Wednesday, September 22, 2010

Pursue Irrelevance : Part 2

Pursue irrelevance.


Why?


Pursue irrelevance, because irrelevance reveals the limits of relevance.


Consider this image of a glass of cola.




The background is irrelevant. But without it we would not be able to visualise the subject – think of children’s drawings, which have lines around things, where those lines do not exist in reality. We would have no depth of vision, necessary for navigating a three-dimensional world - to pick up the glass and drink - as well as to see a three-dimensional object in a two-dimensional image.


Marshall McLuhan noted that:


“Today we live invested with an electronic information environment that is quite as imperceptible to us as water is to a fish”


“the role of the artist is to create an Anti-environment as a means of perception and adjustment”


“Without an anti-environment, all environments are invisible”


We might equally say:


“Today [indeed, in every age] we live invested with an ideological environment that is quite as imperceptible to us as water is to a fish”


A shared worldview ˗ an agreed set labelled ‘relevance’ – that we are not able to question, without the contribution of the artist who pursues irrelevance.


It is not that what is considered relevant is entirely mistaken, by any means; but that it is routinely mistaken for being without limit.


It is the ship’s crew that is prepared to undertake the irrelevant voyage west to the east that reveals the limit of the relevance of the day – not only moving us towards the realization that the world is not flat, but also rediscovering a forgotten continent on the way...


It bothers me deeply that churches invest so much time and energy in the attempt to be relevant to people who declare that the church is irrelevant to their lives. It is a council of despair: a choosing to conform to, to exist within the status quo rather than question and disturb.


The more relevant the church becomes, the more invisible it will be.


By actually seeking to be relevant we choose to condemn society to having less depth-of-vision, to being increasingly two-dimensional in its experience of life. For in the absence of irrelevance there is no means to interrogate the value of those things we deem relevant: does this relevant belief or activity heal us or harm us as a society?


Instead, we must commit ourselves to engaged irrelevance.


That is, active involvement in the world as artists, creating an anti-environment to every environment.


The world (certainly, as revealed in Scripture) is not black and white. It is full of colour (or, paradoxes). But the relevance of black needs the irrelevance of white...


the relevance of white needs the irrelevance of black...


the relevance of red needs the irrelevance of green...


the relevance of green needs the irrelevance of red...


the relevance of yellow needs the irrelevance of blue...


the relevance of blue needs the irrelevance of yellow.

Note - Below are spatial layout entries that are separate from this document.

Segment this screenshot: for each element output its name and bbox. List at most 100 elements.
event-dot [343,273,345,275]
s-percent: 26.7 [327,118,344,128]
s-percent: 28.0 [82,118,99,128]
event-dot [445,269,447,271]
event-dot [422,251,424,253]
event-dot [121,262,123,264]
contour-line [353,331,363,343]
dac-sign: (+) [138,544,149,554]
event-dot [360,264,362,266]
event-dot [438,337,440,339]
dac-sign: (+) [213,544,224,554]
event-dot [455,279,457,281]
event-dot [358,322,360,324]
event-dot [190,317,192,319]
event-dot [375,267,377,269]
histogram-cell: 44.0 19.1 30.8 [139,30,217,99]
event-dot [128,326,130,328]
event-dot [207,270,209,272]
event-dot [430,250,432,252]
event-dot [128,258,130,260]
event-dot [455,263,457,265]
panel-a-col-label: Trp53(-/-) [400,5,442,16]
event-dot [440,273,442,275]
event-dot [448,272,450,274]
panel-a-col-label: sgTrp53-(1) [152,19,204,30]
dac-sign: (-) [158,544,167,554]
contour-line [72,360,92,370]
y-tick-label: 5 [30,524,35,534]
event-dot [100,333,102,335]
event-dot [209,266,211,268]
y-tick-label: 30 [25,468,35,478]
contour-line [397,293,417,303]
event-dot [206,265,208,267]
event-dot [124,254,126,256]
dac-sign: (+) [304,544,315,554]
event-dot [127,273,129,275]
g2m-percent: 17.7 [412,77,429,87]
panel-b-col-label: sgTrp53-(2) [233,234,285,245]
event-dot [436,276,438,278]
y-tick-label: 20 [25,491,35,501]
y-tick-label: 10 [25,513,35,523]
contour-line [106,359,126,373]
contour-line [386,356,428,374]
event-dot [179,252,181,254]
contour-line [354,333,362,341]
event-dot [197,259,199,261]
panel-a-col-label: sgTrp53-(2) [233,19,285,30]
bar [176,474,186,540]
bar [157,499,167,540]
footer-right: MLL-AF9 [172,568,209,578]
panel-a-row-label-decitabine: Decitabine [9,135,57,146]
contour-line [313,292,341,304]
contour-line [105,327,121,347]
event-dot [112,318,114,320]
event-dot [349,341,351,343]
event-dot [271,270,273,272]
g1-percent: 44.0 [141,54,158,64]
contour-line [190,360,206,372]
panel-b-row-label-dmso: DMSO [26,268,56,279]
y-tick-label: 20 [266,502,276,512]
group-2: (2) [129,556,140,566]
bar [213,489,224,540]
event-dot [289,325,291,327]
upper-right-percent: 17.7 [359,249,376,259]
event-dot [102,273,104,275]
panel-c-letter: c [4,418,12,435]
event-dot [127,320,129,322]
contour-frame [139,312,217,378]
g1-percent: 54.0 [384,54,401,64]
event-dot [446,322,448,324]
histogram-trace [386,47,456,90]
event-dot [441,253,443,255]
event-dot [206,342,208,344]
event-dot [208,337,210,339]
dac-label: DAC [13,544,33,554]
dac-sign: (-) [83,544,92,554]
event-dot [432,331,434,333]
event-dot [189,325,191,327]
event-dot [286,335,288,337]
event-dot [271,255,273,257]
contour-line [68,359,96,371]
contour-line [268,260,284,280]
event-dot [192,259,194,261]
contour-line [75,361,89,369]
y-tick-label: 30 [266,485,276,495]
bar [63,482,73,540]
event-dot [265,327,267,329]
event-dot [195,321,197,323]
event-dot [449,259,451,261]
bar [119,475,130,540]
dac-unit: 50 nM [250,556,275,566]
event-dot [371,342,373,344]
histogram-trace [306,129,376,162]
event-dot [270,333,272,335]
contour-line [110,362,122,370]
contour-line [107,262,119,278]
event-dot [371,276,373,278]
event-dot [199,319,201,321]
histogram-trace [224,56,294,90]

Whatever the environment, we must create an anti-environment, as a gift to the world, to help our society perceive and adjust its limits.


In environments where children or those with dark skin or women are commodities, tools for profit, Christians have played and still play key roles in creating anti-environments. Men and women of ‘great promise’ (i.e. could have been incredibly relevant) gave everything up and give everything up for the sake of irrelevance.


In an aggressively atheistic environment, belief in God provides the contrast by which atheism can discover itself, and be discovered: its positives, its negatives, its limits.


In a sexually disoriented environment, the church paints an anti-environment (and generates much internal debate as to whether the church ought to pursue relevance or irrelevance - debate which is considered nonsensical, immoral even, by a wider society that can only see relevance, which has no value for irrelevance).


Irrelevance has no recognition in its day, but changes the world in its time.


Ask Vincent van Gogh (a brilliant, passionate preacher-turned-painter – o that God had more like him).


Pursue irrelevance, though you are called mad by all; though, indeed, mad you may be, or may become.


It is not that irrelevance is better than relevance: just that it is in far shorter supply, an undervalued but essential requirement. In pursuing irrelevance we ought not to forget that today’s irrelevance may very well (almost inevitably) become tomorrow’s relevance; will require, in turn, another irrelevance to reveal its limits. That is why the call to abandon ourselves to a thoroughly engaged thoroughly irrelevant irrelevance will always be the call on the Church, through every generation and culture. Pursue irrelevance.